A deadpan comedy-drama, Limbo tells the story of Omar (played by Amir El-Masry), a young Syrian refugee, who is seeking asylum in Britain after leaving his parents in Turkey. Omar arrives on the Scottish island with few possessions to his name, but clutching an oud, a traditional Arabic instrument, which used to belong to his grandfather.
While awaiting on the decision for his right to remain, Omar attends cultural awareness classes with a group of single men all facing the same predicament and attempts to get accustomed to a new way of life and adjust to the climate.
British actor Amir El-Masry stars as Omar, and he learned to play the oud for the role. El-Masry studied his craft at LAMDA and came to prominence after appearing in the BBC series, The Night Manager (2016). Since then he’s worked on many international films and tv productions, including a small part in Star Wars: Episode IX – The Rise of Skywalker (2019). Limbo sees the actor in a rare leading role.
A Personal TouchLimbo is directed by Ben Sharrock, whose earlier works include Pikadero (2015) and short film The Zealot (2012). Scottish-born Sharrock studied Arabic and Politics at university, which included the opportunity to live in Syria in his third year, just prior to the outbreak of the civil war. Sharrock went on to specialise in Middle Eastern Cinema, before going to film school and pursuing a career in the industry. Limbo is a personal film for the director, who wanted to tell a story about identity and, particularly, the identity of refugees. It was a difficult process, taking a year and a half to write as an outsider from the situation. He wanted to make the film’s perspective less academic and more personal to the characters involved.
Sharrock gave an interview with the Toronto International Film Festival (TIFF) in 2020:“I felt that there was this gap in the middle, that we weren’t really looking at refugees in a way that kind of goes beyond the labels of…being a refugee.

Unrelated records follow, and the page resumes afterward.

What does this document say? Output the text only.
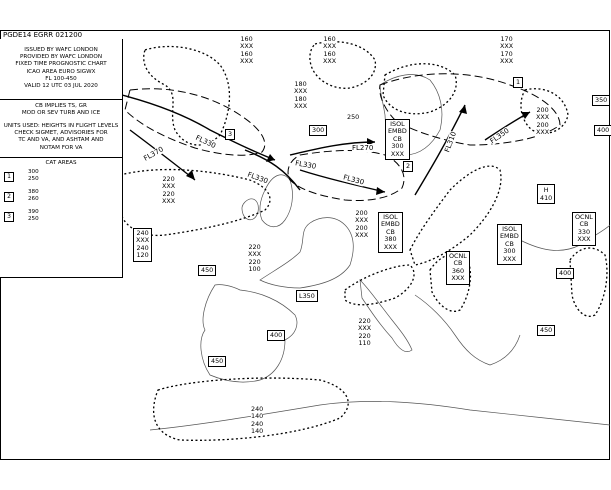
PGDE14 EGRR 021200
ISSUED BY WAFC LONDON
PROVIDED BY WAFC LONDON
FIXED TIME PROGNOSTIC CHART
ICAO AREA EURO SIGWX
FL 100-450
VALID 12 UTC 03 JUL 2020
CB IMPLIES TS, GR
MOD OR SEV TURB AND ICE
UNITS USED: HEIGHTS IN FLIGHT LEVELS
CHECK SIGMET, ADVISORIES FOR
TC AND VA, AND ASHTAM AND
NOTAM FOR VA
CAT AREAS
1
300
250
2
380
260
3
390
250
350
400
300
450
400
450
400
450
H
410
L350
FL370
FL330
FL330
FL330
FL330
FL270	FL310	FL350
160
XXX
160
XXX
160
XXX
160
XXX
170
XXX
170
XXX
180
XXX
180
XXX
250
220
XXX
220
XXX
200
XXX
200
XXX
240
XXX
240
120
200
XXX
200
XXX
220
XXX
220
100
220
XXX
220
110
240
140
240
140
ISOL
EMBD
CB
300
XXX
ISOL
EMBD
CB
380
XXX
ISOL
EMBD
CB
300
XXX
OCNL
CB
360
XXX
OCNL
CB
330
XXX
1
2
3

So, I kind of really wanted to write a film about this and look at this as a subject matter.”
Sharrock’s dedication and perseverance paid off. Upon release, Limbo received praise from both critics and audiences, and received multiple nominations for Best Film and Best Director, including from the BAFTAs and the BFI Film Festival. Plus, it was selected for a screening at the Toronto Film Festival.

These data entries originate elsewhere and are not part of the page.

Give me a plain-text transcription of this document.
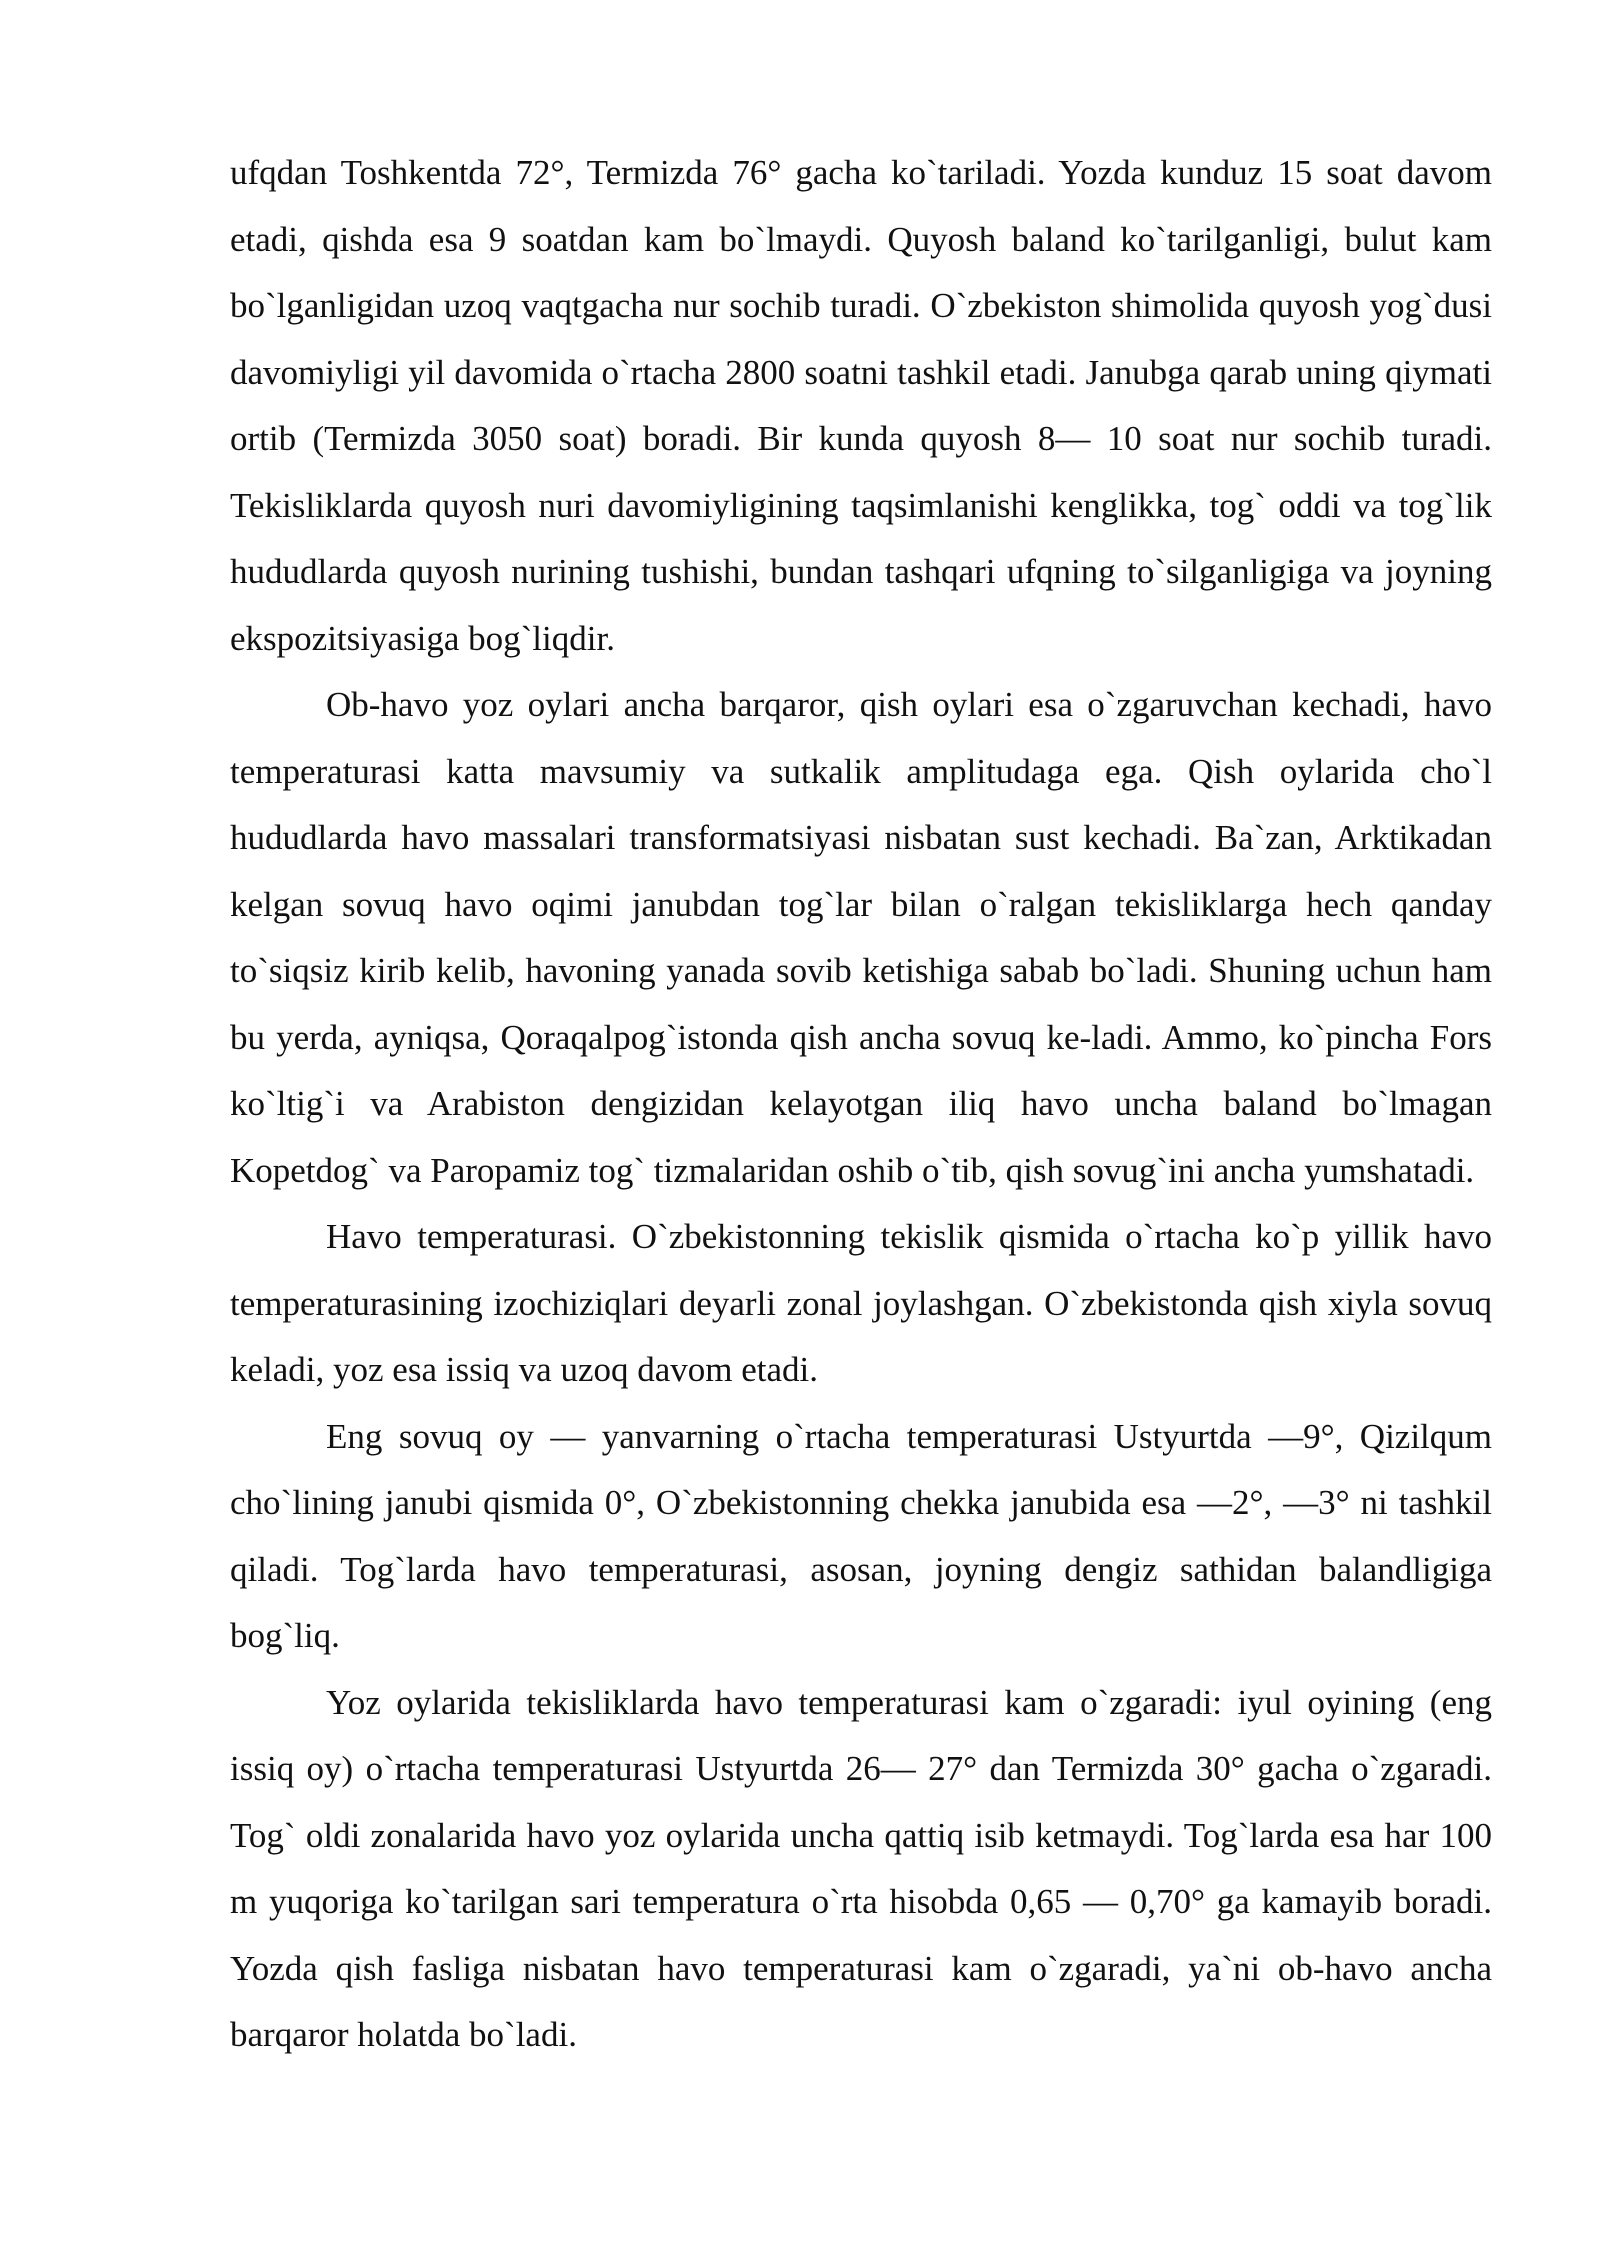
ufqdan Toshkentda 72°, Termizda 76° gacha ko`tariladi. Yozda kunduz 15 soat davom etadi, qishda esa 9 soatdan kam bo`lmaydi. Quyosh baland ko`tarilganligi, bulut kam bo`lganligidan uzoq vaqtgacha nur sochib turadi. O`zbekiston shimolida quyosh yog`dusi davomiyligi yil davomida o`rtacha 2800 soatni tashkil etadi. Janubga qarab uning qiymati ortib (Termizda 3050 soat) boradi. Bir kunda quyosh 8— 10 soat nur sochib turadi. Tekisliklarda quyosh nuri davomiyligining taqsimlanishi kenglikka, tog` oddi va tog`lik hududlarda quyosh nurining tushishi, bundan tashqari ufqning to`silganligiga va joyning ekspozitsiyasiga bog`liqdir.

Ob-havo yoz oylari ancha barqaror, qish oylari esa o`zgaruvchan kechadi, havo temperaturasi katta mavsumiy va sutkalik amplitudaga ega. Qish oylarida cho`l hududlarda havo massalari transformatsiyasi nisbatan sust kechadi. Ba`zan, Arktikadan kelgan sovuq havo oqimi janubdan tog`lar bilan o`ralgan tekisliklarga hech qanday to`siqsiz kirib kelib, havoning yanada sovib ketishiga sabab bo`ladi. Shuning uchun ham bu yerda, ayniqsa, Qoraqalpog`istonda qish ancha sovuq ke-ladi. Ammo, ko`pincha Fors ko`ltig`i va Arabiston dengizidan kelayotgan iliq havo uncha baland bo`lmagan Kopetdog` va Paropamiz tog` tizmalaridan oshib o`tib, qish sovug`ini ancha yumshatadi.

Havo temperaturasi. O`zbekistonning tekislik qismida o`rtacha ko`p yillik havo temperaturasining izochiziqlari deyarli zonal joylashgan. O`zbekistonda qish xiyla sovuq keladi, yoz esa issiq va uzoq davom etadi.

Eng sovuq oy — yanvarning o`rtacha temperaturasi Ustyurtda —9°, Qizilqum cho`lining janubi qismida 0°, O`zbekistonning chekka janubida esa —2°, —3° ni tashkil qiladi. Tog`larda havo temperaturasi, asosan, joyning dengiz sathidan balandligiga bog`liq.

Yoz oylarida tekisliklarda havo temperaturasi kam o`zgaradi: iyul oyining (eng issiq oy) o`rtacha temperaturasi Ustyurtda 26— 27° dan Termizda 30° gacha o`zgaradi. Tog` oldi zonalarida havo yoz oylarida uncha qattiq isib ketmaydi. Tog`larda esa har 100 m yuqoriga ko`tarilgan sari temperatura o`rta hisobda 0,65 — 0,70° ga kamayib boradi. Yozda qish fasliga nisbatan havo temperaturasi kam o`zgaradi, ya`ni ob-havo ancha barqaror holatda bo`ladi.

Topical ThemesThe film’s subject matter is something that CFS has featured before in previous seasons – films including In a Better World (2010), Le Havre (2011), Lore (2013), Fire At Sea (2016) and Quo Vadis, Aida? (2021) have all explored the plight of refugees, but Limbo is unique in how it approaches the sensitive subject matter with both pathos and humour.
In view of current world events, this year’s Members’ Choice is both topical and timely. CFS is not a political organisation, but however you stand with the predicaments in Syria, Afghanistan and Ukraine, even the most casual viewer of the news can’t have failed to have been moved by the desperate images of displaced people, fleeing to safety.

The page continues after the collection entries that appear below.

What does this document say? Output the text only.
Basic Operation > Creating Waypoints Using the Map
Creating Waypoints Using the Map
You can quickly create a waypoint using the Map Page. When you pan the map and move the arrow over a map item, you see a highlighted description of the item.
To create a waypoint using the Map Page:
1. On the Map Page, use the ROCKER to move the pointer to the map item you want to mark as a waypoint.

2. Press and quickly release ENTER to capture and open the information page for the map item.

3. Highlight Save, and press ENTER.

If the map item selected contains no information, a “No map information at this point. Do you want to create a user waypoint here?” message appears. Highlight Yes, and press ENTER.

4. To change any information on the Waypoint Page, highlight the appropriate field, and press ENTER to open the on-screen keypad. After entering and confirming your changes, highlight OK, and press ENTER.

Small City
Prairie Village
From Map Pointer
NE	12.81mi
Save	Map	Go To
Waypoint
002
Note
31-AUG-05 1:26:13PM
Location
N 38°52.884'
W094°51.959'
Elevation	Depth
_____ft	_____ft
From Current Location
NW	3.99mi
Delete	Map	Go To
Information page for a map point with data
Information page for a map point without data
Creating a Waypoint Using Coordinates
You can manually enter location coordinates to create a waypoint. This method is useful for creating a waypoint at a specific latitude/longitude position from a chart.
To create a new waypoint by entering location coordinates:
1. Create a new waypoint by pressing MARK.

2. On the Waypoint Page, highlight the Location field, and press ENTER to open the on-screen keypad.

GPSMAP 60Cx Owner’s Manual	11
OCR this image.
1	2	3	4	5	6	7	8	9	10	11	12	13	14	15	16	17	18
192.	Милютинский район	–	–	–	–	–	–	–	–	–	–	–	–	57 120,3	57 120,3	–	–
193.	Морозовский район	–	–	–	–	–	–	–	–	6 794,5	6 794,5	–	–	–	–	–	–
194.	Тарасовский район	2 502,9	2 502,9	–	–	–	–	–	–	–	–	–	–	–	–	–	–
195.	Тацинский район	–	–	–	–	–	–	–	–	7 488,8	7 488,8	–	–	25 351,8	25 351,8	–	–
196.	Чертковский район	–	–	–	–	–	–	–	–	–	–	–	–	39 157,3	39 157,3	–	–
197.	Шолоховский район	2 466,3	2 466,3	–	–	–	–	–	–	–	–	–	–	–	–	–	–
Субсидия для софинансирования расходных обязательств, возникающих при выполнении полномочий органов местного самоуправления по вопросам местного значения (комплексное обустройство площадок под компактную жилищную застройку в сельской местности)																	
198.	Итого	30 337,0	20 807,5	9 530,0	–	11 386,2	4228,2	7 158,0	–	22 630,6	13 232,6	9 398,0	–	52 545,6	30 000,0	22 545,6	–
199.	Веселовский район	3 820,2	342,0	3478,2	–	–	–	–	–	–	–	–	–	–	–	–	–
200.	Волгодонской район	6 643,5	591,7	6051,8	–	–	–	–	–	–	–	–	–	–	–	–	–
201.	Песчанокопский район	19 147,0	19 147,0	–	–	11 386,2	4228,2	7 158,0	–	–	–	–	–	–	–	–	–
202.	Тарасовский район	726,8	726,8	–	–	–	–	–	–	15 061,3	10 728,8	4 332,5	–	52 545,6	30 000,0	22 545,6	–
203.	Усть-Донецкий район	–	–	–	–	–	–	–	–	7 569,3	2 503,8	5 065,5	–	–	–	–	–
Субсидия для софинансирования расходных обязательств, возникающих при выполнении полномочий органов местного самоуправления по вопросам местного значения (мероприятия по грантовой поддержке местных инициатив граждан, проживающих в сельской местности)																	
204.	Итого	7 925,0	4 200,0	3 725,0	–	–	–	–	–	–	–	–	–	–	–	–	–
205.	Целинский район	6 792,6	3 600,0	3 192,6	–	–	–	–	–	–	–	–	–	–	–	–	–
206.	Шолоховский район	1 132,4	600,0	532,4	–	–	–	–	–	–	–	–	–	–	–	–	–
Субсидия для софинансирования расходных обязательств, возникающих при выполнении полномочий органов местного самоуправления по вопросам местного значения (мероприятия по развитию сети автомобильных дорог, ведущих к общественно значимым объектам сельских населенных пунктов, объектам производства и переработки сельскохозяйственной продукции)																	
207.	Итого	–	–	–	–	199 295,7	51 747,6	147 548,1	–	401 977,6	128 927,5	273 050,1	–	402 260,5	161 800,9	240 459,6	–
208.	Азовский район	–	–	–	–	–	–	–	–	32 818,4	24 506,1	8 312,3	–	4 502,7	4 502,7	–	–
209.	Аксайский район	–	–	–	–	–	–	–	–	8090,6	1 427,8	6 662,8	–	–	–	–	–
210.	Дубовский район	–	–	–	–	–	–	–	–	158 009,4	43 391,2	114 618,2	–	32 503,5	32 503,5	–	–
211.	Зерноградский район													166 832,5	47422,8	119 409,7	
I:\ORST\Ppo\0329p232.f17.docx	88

Occasionally, we as an audience need more than just entertainment, and hopefully this screening will provide particular food for thought. Cinema allows us to explore situations that we may not have otherwise experienced, and can be used for a catalyst for change and to start urgent conversations. We hope that you enjoy Limbo, and we’d love to hear your thoughts on it after the screening. If nothing else, may it inspire compassion and spread further tolerance to the plight of those less fortunate. After all, in a world where they say that you can be anything, be kind.